From September 2013 to December 2016, 43 patients were recruited in our study. Inclusion criteria were as follows: (1) acute RTAAD demonstrated by computed tomography angiography (CTA) without any entry tear in ascending aorta or proximal aortic arch; (2) no signs of cardiac tamponade or severe aortic regurgitation or sever hemodynamic disorder; (3) no signs of ischemia of coronary artery or arch branches; (4) no previous history of cardiac or aortic surgery; (5) rule out the possibility of Marfan syndrome or other connective tissue disorders.

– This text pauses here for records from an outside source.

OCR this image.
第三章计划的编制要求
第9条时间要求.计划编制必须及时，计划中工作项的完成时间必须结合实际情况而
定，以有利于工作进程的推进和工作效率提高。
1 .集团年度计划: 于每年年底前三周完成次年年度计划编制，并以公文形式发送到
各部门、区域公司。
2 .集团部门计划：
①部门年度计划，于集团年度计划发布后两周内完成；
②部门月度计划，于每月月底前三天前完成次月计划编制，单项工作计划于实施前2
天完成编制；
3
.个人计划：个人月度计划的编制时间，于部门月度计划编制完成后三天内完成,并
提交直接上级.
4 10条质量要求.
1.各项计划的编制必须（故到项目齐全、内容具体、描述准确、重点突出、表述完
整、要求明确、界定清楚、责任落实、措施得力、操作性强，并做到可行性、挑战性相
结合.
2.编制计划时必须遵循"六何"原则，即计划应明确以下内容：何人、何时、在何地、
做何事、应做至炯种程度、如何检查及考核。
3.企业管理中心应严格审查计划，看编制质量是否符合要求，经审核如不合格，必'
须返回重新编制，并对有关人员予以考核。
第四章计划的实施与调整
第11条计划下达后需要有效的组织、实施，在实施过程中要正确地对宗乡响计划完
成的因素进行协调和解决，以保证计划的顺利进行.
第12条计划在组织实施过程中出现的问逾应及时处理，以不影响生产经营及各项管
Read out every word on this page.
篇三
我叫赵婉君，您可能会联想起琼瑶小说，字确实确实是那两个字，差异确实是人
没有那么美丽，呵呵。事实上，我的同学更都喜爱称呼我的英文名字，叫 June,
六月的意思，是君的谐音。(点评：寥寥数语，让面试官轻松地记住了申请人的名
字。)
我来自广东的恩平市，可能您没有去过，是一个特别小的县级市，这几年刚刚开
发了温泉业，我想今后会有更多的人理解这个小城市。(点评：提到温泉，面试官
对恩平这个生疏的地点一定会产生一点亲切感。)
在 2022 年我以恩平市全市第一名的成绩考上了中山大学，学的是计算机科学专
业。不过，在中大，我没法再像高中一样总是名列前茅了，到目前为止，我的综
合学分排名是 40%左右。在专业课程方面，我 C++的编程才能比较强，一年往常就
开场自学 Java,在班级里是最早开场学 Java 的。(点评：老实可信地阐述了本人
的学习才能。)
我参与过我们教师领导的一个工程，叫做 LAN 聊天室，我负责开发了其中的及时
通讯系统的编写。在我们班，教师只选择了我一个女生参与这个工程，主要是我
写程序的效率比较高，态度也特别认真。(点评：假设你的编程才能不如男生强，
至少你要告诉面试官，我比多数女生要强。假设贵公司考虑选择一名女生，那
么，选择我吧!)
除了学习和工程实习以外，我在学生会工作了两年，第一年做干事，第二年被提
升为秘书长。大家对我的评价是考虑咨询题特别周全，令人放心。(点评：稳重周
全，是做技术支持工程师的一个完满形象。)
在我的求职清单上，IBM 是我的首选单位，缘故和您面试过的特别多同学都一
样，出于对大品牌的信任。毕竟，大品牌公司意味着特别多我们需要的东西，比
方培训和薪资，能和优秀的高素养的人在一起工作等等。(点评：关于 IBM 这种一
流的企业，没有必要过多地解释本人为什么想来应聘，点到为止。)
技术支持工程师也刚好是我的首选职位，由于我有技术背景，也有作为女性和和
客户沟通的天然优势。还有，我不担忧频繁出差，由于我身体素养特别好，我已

Coated endovascular stent was implanted through femoral artery and all procedures were technically successful. Fenestration technique was applied in six patients. Left subclavian artery was intentionally occluded in 16 patients, reconstructed through hybrid procedure in two, and remained uninfluenced or partial occluded in the rest nineteen patients. Intraoperative angiography showed complete coverage of the primary entry tear without any retrograde fashion of blood flow in ascending aorta.
No stroke, or paraplegia, or new intimal tear in the proximal ascending aorta, or endoleak, or stent immigration was observed during perioperative period. Postoperative morbidity rate was 7% (three cases), including mental dysfunction in two cases, acute renal failure in one. These three cases recovered during hospitalization. There was one perioperative death (2%) due to multiple organ failure which was a result of severe ventilator associated pneumonia.
During follow-up period (12∼36 months), no aortic related event was reported. CTA showed TEVAR resulted in complete thrombosis of false lumen, reabsorption of false lumen thrombus, and enlargement of true lumen. Mean maximal area of false lumen in ascending aorta significantly decreased (941±214mm2 vs. 631±301 mm2, P<0.01) after TEVAR. At the distal edge of stent graft, mean whole area of descending aorta remained stable (739±198mm2 vs. 721±236 mm2, P>0.05) after TEVAR.
TEVAR is a safe and effective technique in highly selected patients for the treatment of RTAAD. It is minimally invasive and ensures speedy patient recovery; however, further large-scale follow-up studies are required to verify its long-term efficacy.